4回目の投稿になります koma です。
今回はIntelとAMDのCPUクロック数競争についてまとめようと思います。
IntelとAMD
1999年頃から半導体メーカーであるIntelとAMDの競争が際立ってきます。
IntelはPentiumⅢを、AMDは独自CPUとして初めてとなるAthlonを発表します。
とは言え、AMDのシェアは1999年Athlon投入前で12%、2001年第1四半期(クロック数1GHz到達時)で22%程度でした。
【引用元】アスキー×デジタル
Intelのシェアのほうが遥かに大きかったのですね。
クロック数1GHz到達までの道
【引用元】Pexels
クロック数とは動作周波数のことです。
例えば1GHzだと1周期の長さが1ナノ秒(1秒間で10億回揺れる)を表します。
1秒当たりの発振回数が多いと性能が高いとされており、より性能が高い(クロック数が多い)ほうが”売れる”と考えられていました。

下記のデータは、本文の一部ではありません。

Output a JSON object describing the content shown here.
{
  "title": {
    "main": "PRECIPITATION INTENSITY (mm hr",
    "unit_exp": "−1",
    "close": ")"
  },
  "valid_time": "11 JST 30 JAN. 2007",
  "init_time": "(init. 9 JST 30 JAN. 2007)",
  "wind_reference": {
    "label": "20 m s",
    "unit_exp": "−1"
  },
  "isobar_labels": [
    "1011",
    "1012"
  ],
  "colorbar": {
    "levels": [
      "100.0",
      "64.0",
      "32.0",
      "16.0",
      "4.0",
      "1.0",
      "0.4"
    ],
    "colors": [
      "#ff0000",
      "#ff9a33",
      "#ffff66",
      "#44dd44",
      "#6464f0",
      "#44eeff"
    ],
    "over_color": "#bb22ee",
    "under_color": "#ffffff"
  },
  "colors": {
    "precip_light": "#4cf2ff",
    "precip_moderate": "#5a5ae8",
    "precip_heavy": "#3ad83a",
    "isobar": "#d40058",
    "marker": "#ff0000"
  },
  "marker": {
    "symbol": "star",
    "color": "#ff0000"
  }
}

そこでIntelは、クロック数500MHzを超えるPentiumⅢ発表します。
遅れてAMDが500MHzに追いつくAthlonを発表しました。
以降は、ソケットやカセットタイプ、拡張命令の追加など試行錯誤を繰り返しながら開発競争をします。
そして、2000年にはAMDが先にクロック数1GHzに到達します。
その3か月後にはIntelがそれに続きます。
高クロック数のメリット/デメリット
ところで、クロック数が高いと、どんなメリット/デメリットがあるのでしょうか。
メリットは、当然ながら発振回数が多いため処理速度も速くなるという点です。
デメリットは、発熱することでした。
この頃、クロック数に対して、SIMD(並列処理)の量で性能の高さを判断するという考えが目立ってきました。
メリットは、1クロックあたりのSIMD(並列処理)の量が増えれば処理速度が上がる点です。

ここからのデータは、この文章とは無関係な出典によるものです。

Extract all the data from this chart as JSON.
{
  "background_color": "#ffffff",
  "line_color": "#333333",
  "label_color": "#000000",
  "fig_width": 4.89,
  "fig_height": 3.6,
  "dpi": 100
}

そのため、クロック数が高くなくても性能を高くすることができるというものでした。
逆にデメリットは、新製品開発の際にはアーキテクチャを全て作り直すため設計が難しい点です。
また、やはり性能が高いと発熱するという点でした。
クロック数競争の終わり
【引用元】Pexels
ここまでクロック数を高めようとするのは、それが”性能が高い”と市場に認識されているため製品が”売れる”からでしょう。
IntelはPentiumⅣを発売します。
性能は高いものの発熱問題などで、モバイル版の採用例は少なかったようです。
ハイパースレッディング(仮想のデュアルコア)も性能はいいものの、発熱する。
特にPrescott(開発コード)は発熱がひどいたためトラブルが多かったようです。

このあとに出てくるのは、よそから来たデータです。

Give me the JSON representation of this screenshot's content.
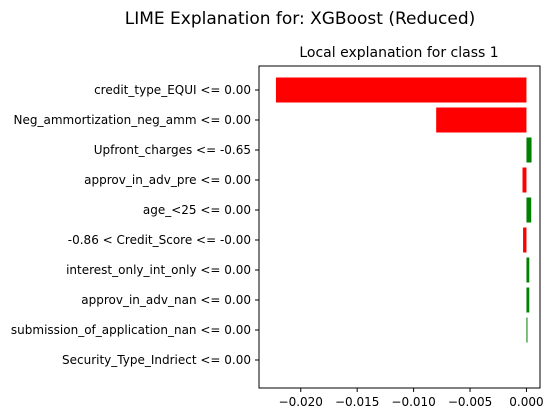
{
  "suptitle": "LIME Explanation for: XGBoost (Reduced)",
  "chart_data": {
    "type": "bar",
    "orientation": "horizontal",
    "title": "Local explanation for class 1",
    "xlabel": "",
    "ylabel": "",
    "xlim": [
      -0.0237,
      0.0012
    ],
    "xticks": [
      -0.02,
      -0.015,
      -0.01,
      -0.005,
      0.0
    ],
    "xtick_labels": [
      "−0.020",
      "−0.015",
      "−0.010",
      "−0.005",
      "0.000"
    ],
    "grid": false,
    "colors": {
      "positive": "#008000",
      "negative": "#ff0000"
    },
    "categories": [
      "credit_type_EQUI <= 0.00",
      "Neg_ammortization_neg_amm <= 0.00",
      "Upfront_charges <= -0.65",
      "approv_in_adv_pre <= 0.00",
      "age_<25 <= 0.00",
      "-0.86 < Credit_Score <= -0.00",
      "interest_only_int_only <= 0.00",
      "approv_in_adv_nan <= 0.00",
      "submission_of_application_nan <= 0.00",
      "Security_Type_Indriect <= 0.00"
    ],
    "values": [
      -0.0222,
      -0.008,
      0.00045,
      -0.00035,
      0.00042,
      -0.0003,
      0.00025,
      0.00025,
      8e-05,
      0.0
    ]
  }
}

比べてSIMD(並列処理)の量が多いタイプのCPUとして、AMDはAthlonXPを発売します。
Intelほどではないものの、やはり性能が上がると発熱が高くなりました。
また、市場の認識とズレがあるため販売数が伸びませんでした。
そこでAMDは、「周波数は低くても処理速度はIntelと比較してこのくらいは出るよ」という事を表す「モデルナンバー表記」に変更します。
例えば、「PentiumⅣ 2.8G」「PentiumⅣ 3.2G」に対して、「Athlon 2800+」「Athlon 3200+」としました。
このあたりから、クロック数競争は徐々に終息していきました。
余談
発熱の話をよく聞きます。
発熱が高いCPUの場合、液晶一体型や省スペースPCは冷却空間が狭いため、CPUクーラーが脆弱だとPCが止まりました。
また初代Athlonのサンダーバード(開発コード)も発熱が高く、安全装置回路がありませんでした。同様にCPUクーラーが脆弱だとコアが焼けて壊れてしまい「(高かったのに)”焼き鳥”つくっちゃったよ~」と嘆いたそうです。
おしまい。
ここまで読んでいただきありがとうございました。